Test drive: Saab 9-3 EcoPower

12 February 2010

Saab 9-3 EcoPower Turbo EditionSwedish brand Saab seems to have a future again, courtesy of Dutch sports car maker Spyker, which has agreed to buy the firm from current parent General Motors after some protracted boardroom bean counting.

What are the flatlanders getting for their money? We thought we would get a taste by taking a 9-3 EcoPower Turbo Edition saloon for a spin.

The first thing that strikes us, even before we’ve turned a wheel, is that Saab’s legendary quirkiness begins when you pick up the key. The object handed to us when we collected the car didn’t look like a key, it looked like a rubber bottle-opener. The usual serrated metal strip that most keys depend upon to unlock things is hidden away, like a skeleton in a closet, slotted inside this bizarre black object with its central locking buttons . You can tug the metal part free if you need to unlock a door in an emergency, but normal car-starting duties are done by inserting the blunt nose of the rubber bottle-opener into the ignition slot. Which is down beside the handbrake, obviously.

Once on the go, though, things feel less overtly odd. Saab is famous for turbocharged road cars, and there is no mistaking the source of the EcoPower’s ample 180bhp. Power builds markedly with revs, from what feels like quite a low starting point. As a result, overtaking urge can sometimes arrive not quite on cue. You quickly get used to the pause before the punch, though. Once on boost, this is a very rapid car.

So that’s the Power part – what about the Eco?

The engine is a 1.9-litre TTiD - a four-cylinder, twin-turbo diesel, which bestows on the 9-3 a combined-cycle score of 139g/km and 53.3mpg. While not the brightest shade of green on the chart, this is not a bad result for a medium-sized saloon with sporting aspirations.

The engine sounds are unmistakeably diesel, particularly on startup, and with 400Nm on tap the car feels like a diesel too. Actually, it feels most persuasively and unmistakeably like a diesel when you floor the throttle at 50 in fifth, and the roof panel hums and vibrates in tune with the engine as it shudders like a Routemaster bus.

Treat the engine with more compassion, though, and its better side shines through. We found the car very driveable and even a little chuckable. Despite all that torque we never felt any torque steer, and you can hustle along quite quickly on B-roads. The steering is just about up to the job in terms of feel and feedback, while the brakes are slightly more communicative and very effective. You won’t mistake it for a BMW, but equally it feels a very large cut above the Vauxhall Vectra on which it was based.

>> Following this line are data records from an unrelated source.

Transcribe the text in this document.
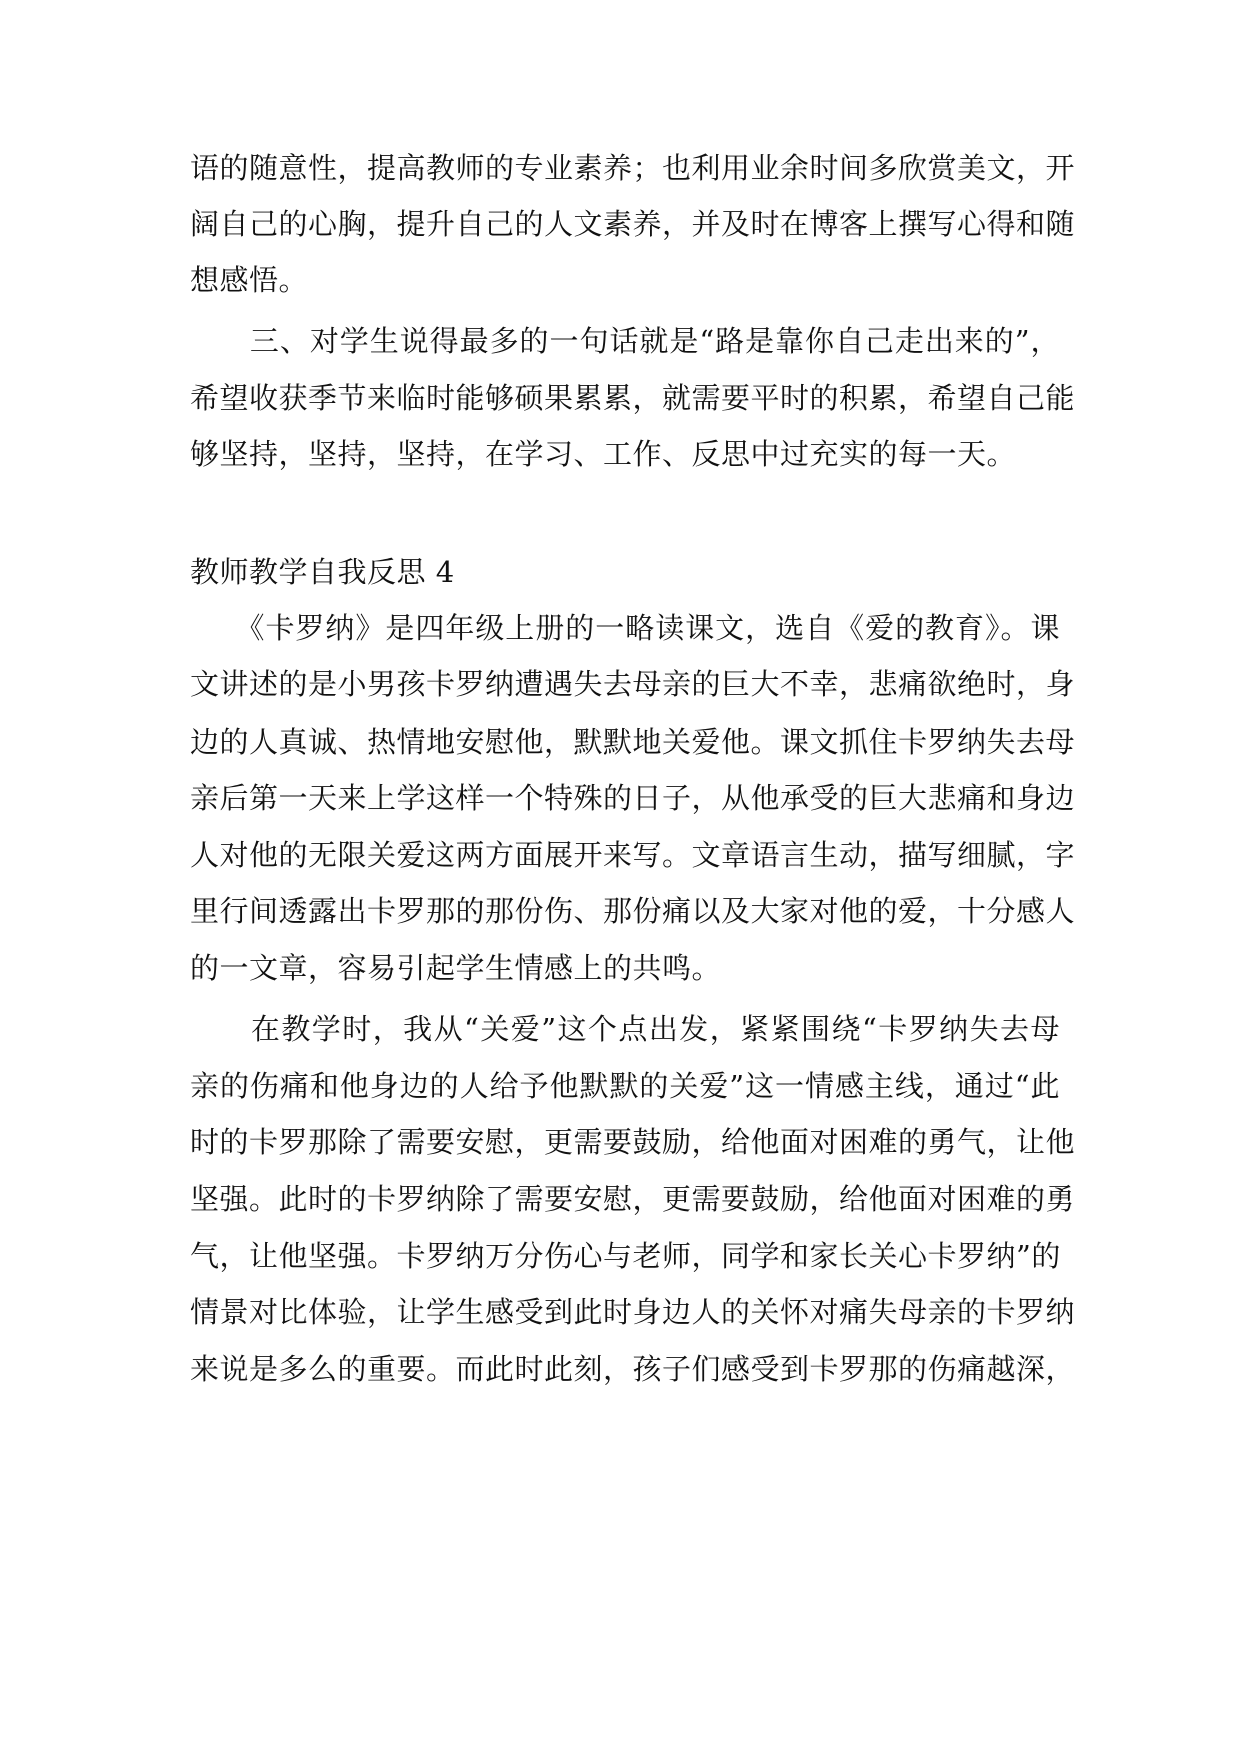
语的随意性，提高教师的专业素养；也利用业余时间多欣赏美文，开
阔自己的心胸，提升自己的人文素养，并及时在博客上撰写心得和随
想感悟。
　　三、对学生说得最多的一句话就是“路是靠你自己走出来的”，
希望收获季节来临时能够硕果累累，就需要平时的积累，希望自己能
够坚持，坚持，坚持，在学习、工作、反思中过充实的每一天。
教师教学自我反思 4
　　《卡罗纳》是四年级上册的一略读课文，选自《爱的教育》。课
文讲述的是小男孩卡罗纳遭遇失去母亲的巨大不幸，悲痛欲绝时，身
边的人真诚、热情地安慰他，默默地关爱他。课文抓住卡罗纳失去母
亲后第一天来上学这样一个特殊的日子，从他承受的巨大悲痛和身边
人对他的无限关爱这两方面展开来写。文章语言生动，描写细腻，字
里行间透露出卡罗那的那份伤、那份痛以及大家对他的爱，十分感人
的一文章，容易引起学生情感上的共鸣。
　　在教学时，我从“关爱”这个点出发，紧紧围绕“卡罗纳失去母
亲的伤痛和他身边的人给予他默默的关爱”这一情感主线，通过“此
时的卡罗那除了需要安慰，更需要鼓励，给他面对困难的勇气，让他
坚强。此时的卡罗纳除了需要安慰，更需要鼓励，给他面对困难的勇
气，让他坚强。卡罗纳万分伤心与老师，同学和家长关心卡罗纳”的
情景对比体验，让学生感受到此时身边人的关怀对痛失母亲的卡罗纳
来说是多么的重要。而此时此刻，孩子们感受到卡罗那的伤痛越深，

Saab 9-3 EcoPower interiorWe aren’t especially keen on the car’s looks – the fussy nose seems (and is) grafted on, failing to match the unadorned slab sides. And inside it’s an equally unsorted bag – great visibility, lovely leather seats, quality materials, questionable design and very dodgy details. The dash looks dated, the fussy handbrake is ill-conceived, the gearbox has a throw like a rowing boat, and the control stalks seem to have been made from the same type of plastic used to form the trays for microwave meals.

Despite the above, we couldn’t help liking the car quite a lot.

You can buy a brand new 9-3 EcoPower Turbo Edition from £18,995 – take along your haggling hat and you can probably lop off a fair few quid, given the marque’s current precarious position. The approved used sticker prices are laughable, and you won’t find many private sellers, but again, haggle hard and there will be distinct bargains to be had.

You will need to drive it till it falls apart, mind. The terms "residual value" and "Saab" can only hang together in a sentence when accompanied by adjectives like terrible, awful, or dismal. Whatever happens to Saab going forward, new broom Spyker is not going to sweep away that issue in the foreseeable future.